My hands rummage through an old orange shoebox from the top shelf of my closet. I’m looking for last year’s tax return–a document that always seems to stay lost. Wrist-deep in the box, I dig through an odd assortment of artifacts: pens, guitar picks, two pocket knifes, an old watch, cocktail recipes scribbled furiously on scraps of cardboard. Buried in the rubble, sandwiched between old check books, is a single cassette.
I pull it out and turn it over in my hands. It’s a mixtape, one of those old Maxell 90-minute cassettes I used to buy in packs of 20 at Circuit City. I find the title on the spine: “Jamie’s Mix, 1999.” I’m floored. This isn’t any ordinary mixtape–it’s the first mixtape I ever made.

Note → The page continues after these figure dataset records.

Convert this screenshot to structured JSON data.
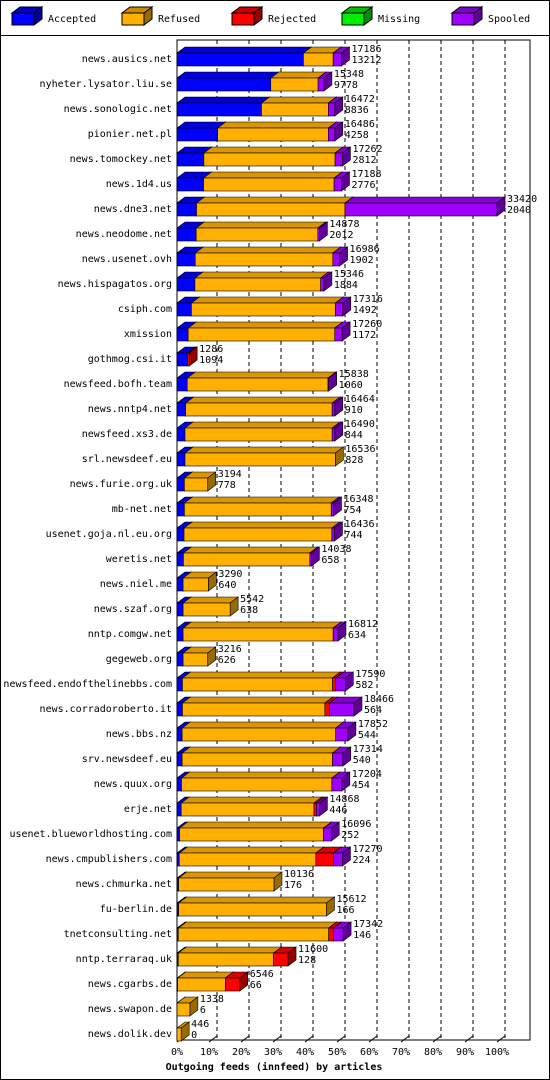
{
  "chart_data": {
    "type": "bar3d",
    "legend": true,
    "grid": true,
    "categories": [
      "news.ausics.net",
      "nyheter.lysator.liu.se",
      "news.sonologic.net",
      "pionier.net.pl",
      "news.tomockey.net",
      "news.1d4.us",
      "news.dne3.net",
      "news.neodome.net",
      "news.usenet.ovh",
      "news.hispagatos.org",
      "csiph.com",
      "xmission",
      "gothmog.csi.it",
      "newsfeed.bofh.team",
      "news.nntp4.net",
      "newsfeed.xs3.de",
      "srl.newsdeef.eu",
      "news.furie.org.uk",
      "mb-net.net",
      "usenet.goja.nl.eu.org",
      "weretis.net",
      "news.niel.me",
      "news.szaf.org",
      "nntp.comgw.net",
      "gegeweb.org",
      "newsfeed.endofthelinebbs.com",
      "news.corradoroberto.it",
      "news.bbs.nz",
      "srv.newsdeef.eu",
      "news.quux.org",
      "erje.net",
      "usenet.blueworldhosting.com",
      "news.cmpublishers.com",
      "news.chmurka.net",
      "fu-berlin.de",
      "tnetconsulting.net",
      "nntp.terraraq.uk",
      "news.cgarbs.de",
      "news.swapon.de",
      "news.dolik.dev"
    ],
    "series": [
      {
        "name": "Accepted",
        "color": "#0000ff",
        "values": [
          39.5,
          29.3,
          26.4,
          12.7,
          8.4,
          8.3,
          6.1,
          6.0,
          5.7,
          5.6,
          4.5,
          3.5,
          3.3,
          3.2,
          2.7,
          2.5,
          2.5,
          2.3,
          2.3,
          2.2,
          2.0,
          1.9,
          1.9,
          1.9,
          1.9,
          1.7,
          1.7,
          1.6,
          1.6,
          1.4,
          1.3,
          0.8,
          0.7,
          0.5,
          0.5,
          0.4,
          0.4,
          0.2,
          0.02,
          0
        ]
      },
      {
        "name": "Refused",
        "color": "#ffb000",
        "values": [
          9.3,
          14.8,
          20.9,
          34.6,
          41.0,
          40.8,
          46.4,
          38.0,
          43.0,
          39.3,
          45.0,
          45.8,
          0,
          44.0,
          45.8,
          46.0,
          47.0,
          7.3,
          45.9,
          46.2,
          39.5,
          7.9,
          14.7,
          46.9,
          7.7,
          46.9,
          44.5,
          48.0,
          47.0,
          47.0,
          41.5,
          45.0,
          42.7,
          29.8,
          46.2,
          47.0,
          29.8,
          14.9,
          4.0,
          1.3
        ]
      },
      {
        "name": "Rejected",
        "color": "#ff0000",
        "values": [
          0,
          0,
          0,
          0,
          0,
          0,
          0,
          0,
          0,
          0,
          0,
          0,
          0.5,
          0,
          0,
          0,
          0,
          0,
          0,
          0,
          0,
          0,
          0,
          0,
          0,
          1.0,
          1.5,
          0,
          0,
          0,
          0.8,
          0,
          5.5,
          0,
          0,
          1.5,
          4.5,
          4.5,
          0,
          0
        ]
      },
      {
        "name": "Missing",
        "color": "#00ee00",
        "values": [
          0,
          0,
          0,
          0,
          0,
          0,
          0,
          0,
          0,
          0,
          0,
          0,
          0,
          0,
          0,
          0,
          0,
          0,
          0,
          0,
          0,
          0,
          0,
          0,
          0,
          0,
          0,
          0,
          0,
          0,
          0,
          0,
          0,
          0,
          0,
          0,
          0,
          0,
          0,
          0
        ]
      },
      {
        "name": "Spooled",
        "color": "#a000ff",
        "values": [
          2.6,
          1.8,
          2.0,
          2.0,
          2.3,
          2.3,
          47.5,
          0.5,
          2.1,
          1.0,
          2.3,
          2.3,
          0,
          0.2,
          0.8,
          0.8,
          0,
          0,
          0.7,
          0.8,
          0.5,
          0,
          0,
          1.5,
          0,
          3.0,
          7.6,
          3.8,
          3.2,
          3.1,
          0.9,
          2.4,
          2.8,
          0,
          0,
          3.0,
          0,
          0,
          0,
          0
        ]
      }
    ],
    "offered": [
      17186,
      15348,
      16472,
      16486,
      17262,
      17188,
      33420,
      14878,
      16986,
      15346,
      17316,
      17260,
      1286,
      15838,
      16464,
      16490,
      16536,
      3194,
      16348,
      16436,
      14038,
      3290,
      5542,
      16812,
      3216,
      17590,
      18466,
      17852,
      17314,
      17204,
      14868,
      16096,
      17270,
      10136,
      15612,
      17342,
      11600,
      6546,
      1338,
      446
    ],
    "accepted": [
      13212,
      9778,
      8836,
      4258,
      2812,
      2776,
      2040,
      2012,
      1902,
      1884,
      1492,
      1172,
      1094,
      1060,
      910,
      844,
      828,
      778,
      754,
      744,
      658,
      640,
      638,
      634,
      626,
      582,
      564,
      544,
      540,
      454,
      446,
      252,
      224,
      176,
      166,
      146,
      128,
      66,
      6,
      0
    ],
    "xlim": [
      0,
      100
    ],
    "xticks": [
      {
        "value": 0,
        "label": "0%"
      },
      {
        "value": 10,
        "label": "10%"
      },
      {
        "value": 20,
        "label": "20%"
      },
      {
        "value": 30,
        "label": "30%"
      },
      {
        "value": 40,
        "label": "40%"
      },
      {
        "value": 50,
        "label": "50%"
      },
      {
        "value": 60,
        "label": "60%"
      },
      {
        "value": 70,
        "label": "70%"
      },
      {
        "value": 80,
        "label": "80%"
      },
      {
        "value": 90,
        "label": "90%"
      },
      {
        "value": 100,
        "label": "100%"
      }
    ],
    "xlabel": "Outgoing feeds (innfeed) by articles"
  }
}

This is a beautiful piece of history–of my history at least. It’s a relic, long forgotten and cast aside in a junk box in the closet. What memories does it hold? What secrets does it hide? Do I submit this to a museum? Do they take things like this?
I study the artifact. The case is nice–one of those hard shell plastics, not the flimsy things that spiderweb cracked after a single fall to the floor. I imagine my childhood self sifting through all the tapes in the house, looking for the sturdiest case to house my treasure.
The track list is written on the insert in pencil. Underneath it is another list entirely, furiously erased and covered up. I wonder how many times I remade it, honing the track list, writing and rewriting, analyzing and ordering and perfecting, crafting the perfect tape for long, lonely bus rides to school.
I’m eager to see what my 11-year-old self thought was the perfect tape. The track list only names the songs–it was assumed that any future listener would know the bands behind the titles. Running down the tracks, I do in fact recognize them all: “All Star,” “Who Needs Sleep,” “Save Tonight,” “The Way,” a dozen and a half more.
My mind is racing now, already flooding with memories, eager to remember more about the great mixtape from 1999. I root through another shoe box until I finger a chunky old walkman. It’s not my childhood model, but a cheap replacement bought at a grocery store sometime in high school. Still, it’ll do.
I carefully remove the tape from the case. I look at the wheels and see it’s no more than two tracks into side A. There’s no rewind button (maddeningly), so I slide side B into the player and hit fast forward. Nothing happens. I inspect the insides. There’s no sign of damage, everything seems to be in working order. I roll it over and pop open the battery compartment. It’s empty. I’m an idiot.
I loot the house for some spare AAs, but nothing turns up. I sit back and sigh. The mixtape will have to wait, but that’s somehow more fitting. In our era of instant gratification, here’s this ancient relic that’s anything but instantaneous. It must have taken hours, days, weeks to craft this tape–this one single tape. How many hours did I kneel on the carpet in my bedroom, queuing up CDs, timing it all just right? How many sheets of paper lay strewn around the house, drafts of track lists scribbled out, circled, underlined?
I wonder if I ever thought about giving up, about finding a less-taxing hobby. Did I ever wonder if it was really worth it in the end? Looking at the end result, “Jamie’s Mix 1999,” some 14 years later, there’s not a doubt in my mind. It’s more than just a mixtape, it’s a time capsule. For roughly 90 minutes, I get a stunningly frank look into my childhood.
I can’t take the anticipation any longer. I grab my keys and put on my shoes. I need those batteries tonight. I need to hear this mixtape.